Por Mariana Ribeiro — De São Paulo
26/04/2022 05h03 Atualizado 26/04/2022
Em linha com a expansão dos sistemas de pagamentos instantâneos ao redor do mundo, o Federal Reserve (Fed, banco central dos EUA) se prepara para implementar o FedNow. O instrumento, previsto para ser lançado no ano que vem, carrega muitas semelhanças com o Pix brasileiro, mas especialistas apontam que há diferenças importantes entre os modelos, a começar pelo contexto em que foram criados e as funções priorizadas.
Assim como o Pix, lançado em novembro de 2020 pelo Banco Central brasileiro, o FedNow estará disponível para instituições financeiras de diferentes portes e permitirá pagamentos em tempo real, 24 horas por dia, todos os dias. A implementação será feita em fases e a ideia é que tanto pessoas físicas quanto jurídicas possam transacionar recursos.
O modelo é parecido com o implementado no Brasil, mas terá a concorrência de sistemas instantâneos de instituições privadas já existentes nos EUA. Um deles é o Zelle, que funciona desde 2017 e é controlado por grandes bancos.
O desenho elaborado pelo Fed inclui bancos menores e digitais, demanda antiga desses grupos. Há mais de 10 mil instituições financeiras nos EUA. Recentemente, a secretária do Tesouro, Janet Yellen, chamou atenção para as mudanças que o FedNow pode trazer. “Para muitos americanos, a maioria das transações ainda demora muito para ser liquidada”, destacou.
Estudo feito pela ACI Worldwide, em parceria com a GlobalData e o Centro de Pesquisa Econômica e Empresarial (Cebr), mostra que, nos EUA, as transações instantâneas representaram apenas 1% das operações realizadas em 2021 no país e a expectativa é que cheguem a 4% em 2026. No Brasil, a participação foi de 5% e a projeção é que avance para 34% em cinco anos.
Para Leonardo Escobar, líder para a América Latina da ACI Wordwide, o Fed tem um propósito diferente do BC brasileiro. Enquanto aqui a inclusão financeira está entre os principais objetivos, lá o regulador busca principalmente a adoção do sistema por pequenas e médias instituições.
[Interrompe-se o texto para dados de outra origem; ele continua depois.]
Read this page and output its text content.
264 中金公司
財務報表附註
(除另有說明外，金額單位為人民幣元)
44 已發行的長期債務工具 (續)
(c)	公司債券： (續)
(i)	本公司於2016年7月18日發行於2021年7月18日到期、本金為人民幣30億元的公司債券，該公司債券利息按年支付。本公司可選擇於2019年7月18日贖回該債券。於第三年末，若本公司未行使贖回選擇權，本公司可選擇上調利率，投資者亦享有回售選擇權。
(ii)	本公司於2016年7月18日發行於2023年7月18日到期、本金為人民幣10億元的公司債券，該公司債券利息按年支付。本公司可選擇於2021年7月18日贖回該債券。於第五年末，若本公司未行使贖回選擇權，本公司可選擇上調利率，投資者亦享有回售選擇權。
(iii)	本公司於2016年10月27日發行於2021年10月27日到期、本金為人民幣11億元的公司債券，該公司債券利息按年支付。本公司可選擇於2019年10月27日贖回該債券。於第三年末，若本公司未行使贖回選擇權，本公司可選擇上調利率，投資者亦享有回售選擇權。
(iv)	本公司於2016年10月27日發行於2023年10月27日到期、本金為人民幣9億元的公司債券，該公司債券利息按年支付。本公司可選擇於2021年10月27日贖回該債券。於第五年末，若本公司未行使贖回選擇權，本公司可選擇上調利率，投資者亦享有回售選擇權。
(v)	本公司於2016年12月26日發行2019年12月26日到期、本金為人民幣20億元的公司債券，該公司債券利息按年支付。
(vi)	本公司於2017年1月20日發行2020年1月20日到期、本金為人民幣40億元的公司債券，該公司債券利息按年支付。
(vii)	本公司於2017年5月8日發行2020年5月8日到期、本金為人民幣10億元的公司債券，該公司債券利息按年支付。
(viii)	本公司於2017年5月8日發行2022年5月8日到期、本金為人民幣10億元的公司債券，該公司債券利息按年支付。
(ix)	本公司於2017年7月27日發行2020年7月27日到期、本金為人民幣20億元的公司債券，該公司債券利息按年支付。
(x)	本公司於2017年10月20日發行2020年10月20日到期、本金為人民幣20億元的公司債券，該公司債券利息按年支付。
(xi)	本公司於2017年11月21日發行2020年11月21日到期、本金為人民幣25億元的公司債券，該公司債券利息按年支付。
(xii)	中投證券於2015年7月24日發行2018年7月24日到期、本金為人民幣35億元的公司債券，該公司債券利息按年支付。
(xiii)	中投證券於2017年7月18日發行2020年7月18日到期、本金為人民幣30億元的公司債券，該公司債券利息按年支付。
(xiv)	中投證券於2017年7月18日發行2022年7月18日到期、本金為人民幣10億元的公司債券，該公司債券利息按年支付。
Outra diferença é que, nos EUA, a tendência é que a adesão de grandes instituições não seja obrigatória. Ricardo Pandur, gerente sênior de estratégia de negócios da Accenture, diz que, no Brasil, o BC atuou como protagonista, chamando o mercado para a discussão. O Fed, por sua vez, adota um papel mais de supervisão.
Aqui, o BC estabeleceu que instituições com mais de 500 mil contas de clientes ativas teriam de participar do sistema. “Mas não combina muito com o jeito americano obrigar os bancos a entrar e isso pode ser até uma ameaça à expansão do FedNow”, avalia Carlos Netto, CEO da Matera, empresa de tecnologia para serviços financeiros.
A Matera está expandindo sua atuação para os EUA de olho no FedNow e em outras opções de pagamentos. A companhia está entre os 74 fornecedores de soluções para o sistema do BC americano. “Pode ser interessante para os bancos grandes entrar, mas não estou apostando minha vida no sistema como fiz com o Pix”, diz Netto.
Professor de Direito do mercado financeiro e de capitais do Insper, Eduardo Dotta acredita que a adesão ao FedNow deve ocorrer com o tempo, mesmo que de forma menos acelerada que no Brasil. “Mesmo que não seja obrigatória, acaba sendo uma tendência.”